Littérature étrangère

Enrique Vila-Matas

Du hasard et de l’amitié

VL

Entretien par Vincent Ladoucette

(Librairie Privat, Toulouse)

Avec l’érudition éblouissante qui le caractérise, Enrique Vila-Matas expose dans Marienbad électrique ses idées sur l’œuvre de Dominique Gonzalez-Foerster, le cinéma, l’art de la conversation et ses propres manières de travailler, prouvant une nouvelle fois que la littérature peut divertir et enrichir dans un seul et même mouvement.

Page — Avez-vous pensé Marienbad électrique comme un prolongement d’Impressions de Kassel (Christian Bourgois), ouvrage dans lequel vous vous interrogiez déjà sur l’art contemporain ?
Enrique Vila-Matas — Marienbad électrique semble être un complément à Impressions de Kassel, mais ce n’est pas moi qui ai eu l’idée de l’écrire. Quand Dominique Bourgois, mon éditrice française, a appris que le centre Pompidou avait programmé une rétrospective de mon amie Dominique Gonzalez-Foerster en septembre, elle m’a chargé d’écrire quelque chose sur notre relation artistique, pour parler de la curieuse énergie créatrice qui avait suscité notre amitié.
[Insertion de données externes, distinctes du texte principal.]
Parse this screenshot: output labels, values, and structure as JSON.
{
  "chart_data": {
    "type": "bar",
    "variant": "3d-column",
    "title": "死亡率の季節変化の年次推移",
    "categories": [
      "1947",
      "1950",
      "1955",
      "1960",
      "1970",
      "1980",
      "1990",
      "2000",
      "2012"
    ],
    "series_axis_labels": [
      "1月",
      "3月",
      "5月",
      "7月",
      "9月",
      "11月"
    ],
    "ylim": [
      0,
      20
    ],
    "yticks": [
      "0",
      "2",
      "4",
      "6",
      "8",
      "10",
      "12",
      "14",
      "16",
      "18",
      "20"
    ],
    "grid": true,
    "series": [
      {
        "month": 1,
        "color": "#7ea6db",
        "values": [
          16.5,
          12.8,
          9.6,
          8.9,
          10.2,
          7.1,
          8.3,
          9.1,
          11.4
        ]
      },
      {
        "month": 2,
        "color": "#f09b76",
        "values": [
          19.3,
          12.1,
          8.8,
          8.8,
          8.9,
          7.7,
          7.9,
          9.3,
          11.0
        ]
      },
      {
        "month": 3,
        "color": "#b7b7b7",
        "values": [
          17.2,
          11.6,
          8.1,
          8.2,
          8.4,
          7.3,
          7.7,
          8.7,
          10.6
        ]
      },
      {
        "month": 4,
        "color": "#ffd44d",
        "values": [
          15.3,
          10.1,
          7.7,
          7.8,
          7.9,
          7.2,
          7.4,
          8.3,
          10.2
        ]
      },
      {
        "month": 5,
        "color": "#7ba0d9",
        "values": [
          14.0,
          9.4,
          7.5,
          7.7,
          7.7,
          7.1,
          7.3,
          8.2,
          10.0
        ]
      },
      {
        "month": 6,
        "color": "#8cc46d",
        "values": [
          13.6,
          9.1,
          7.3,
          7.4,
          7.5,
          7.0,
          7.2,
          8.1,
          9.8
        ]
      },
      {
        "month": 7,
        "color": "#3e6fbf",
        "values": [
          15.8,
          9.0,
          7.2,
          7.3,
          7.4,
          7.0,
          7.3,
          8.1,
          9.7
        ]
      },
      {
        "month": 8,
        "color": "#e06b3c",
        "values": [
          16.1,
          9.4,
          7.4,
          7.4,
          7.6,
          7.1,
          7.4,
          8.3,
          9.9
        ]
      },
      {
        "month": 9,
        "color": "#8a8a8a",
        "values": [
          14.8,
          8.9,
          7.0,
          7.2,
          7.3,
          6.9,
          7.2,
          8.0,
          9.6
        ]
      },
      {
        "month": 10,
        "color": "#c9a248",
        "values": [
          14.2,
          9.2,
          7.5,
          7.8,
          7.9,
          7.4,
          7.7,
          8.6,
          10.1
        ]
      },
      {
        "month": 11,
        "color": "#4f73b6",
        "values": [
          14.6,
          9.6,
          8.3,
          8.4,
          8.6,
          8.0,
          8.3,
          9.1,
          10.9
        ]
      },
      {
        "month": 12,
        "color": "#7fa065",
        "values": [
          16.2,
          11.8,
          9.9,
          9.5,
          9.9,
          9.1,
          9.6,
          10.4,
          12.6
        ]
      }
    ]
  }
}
Cela a sans doute été une bonne idée.

P. — Quels sont les points communs qui vous paraissent évidents entre votre travail et celui de Dominique Gonzalez-Foerster ?
E. V.-M. — Nous employons des techniques similaires, comme la réutilisation de matériaux produits, le déplacement d’objets à des endroits inattendus, la mise en relation d’éléments très différents les uns des autres. Bien que cette façon de travailler paraisse sans importance, je pense que ces connexions redéfinissent ce qui a commencé à se vider de sens.

P. — Le hasard semble occuper une place importante dans le travail de Dominique Gonzalez-Foerster. Qu’en est-il pour vous ?
E. V.-M. — C’est la même chose pour moi. Je me laisse guider par le mystère.

P. — Comment concevez-vous l’acte d’écrire ?
E. V.-M. — Il faut simplement suivre le court de nos idées. Je crois que, comme disait Bernard Quiriny l’année dernière à Marienbad, en quarante ans de pirouettes livresques, l’identité de l’écrivain est devenue sujette à caution, d’autant qu’elle se formule à la lisière de la fiction, de l’autobiographie et de l’essai : une œuvre-labyrinthe, tissant souvenirs et citations à double fond.

P. — Si l’art transforme l’espace, la littérature a-t-elle pour but de transformer la vie ?
E. V.-M. — Après avoir lu un livre de Tchekhov, quand nous sortons dans la rue, le monde est devenu « tchekhovien » pour nous. Lisons Kafka un après-midi ; quand nous revenons regarder à l’extérieur du monde, nous sommes devenus « kafkaïens ». Je pense que notre vision du monde est ce qui peut être transformé à travers la littérature.

P. — Est-ce le doute qui motive votre curiosité intellectuelle ?
E. V.-M. — Tout m’intéresse, tout me passionne, voilà ce qu’il se passe. Je sais que tout ce que je vois peut être écrasé par ma machine à interpréter le monde. Tout peut être « vilamatien » en un seul moment.

P. — Le thème de la disparition, très présent dans votre œuvre, vous paraît-il en opposition avec l’idée d’exposer et de s’exposer ?
E. V.-M. — Pour moi, l’exhibition (Salvador Dalí) et la discrétion (Duchamp) sont complémentaires. À Cadaqués, je me souviens que ces artistes étaient de grands amis. Dans ma famille, mon père parle beaucoup et ma mère est toujours silencieuse. Je suis une combinaison des deux : j’adore m’exposer en public, mais en même temps, je désire être invisible. Je veux parler, mais ma plus grande tendance est au silence.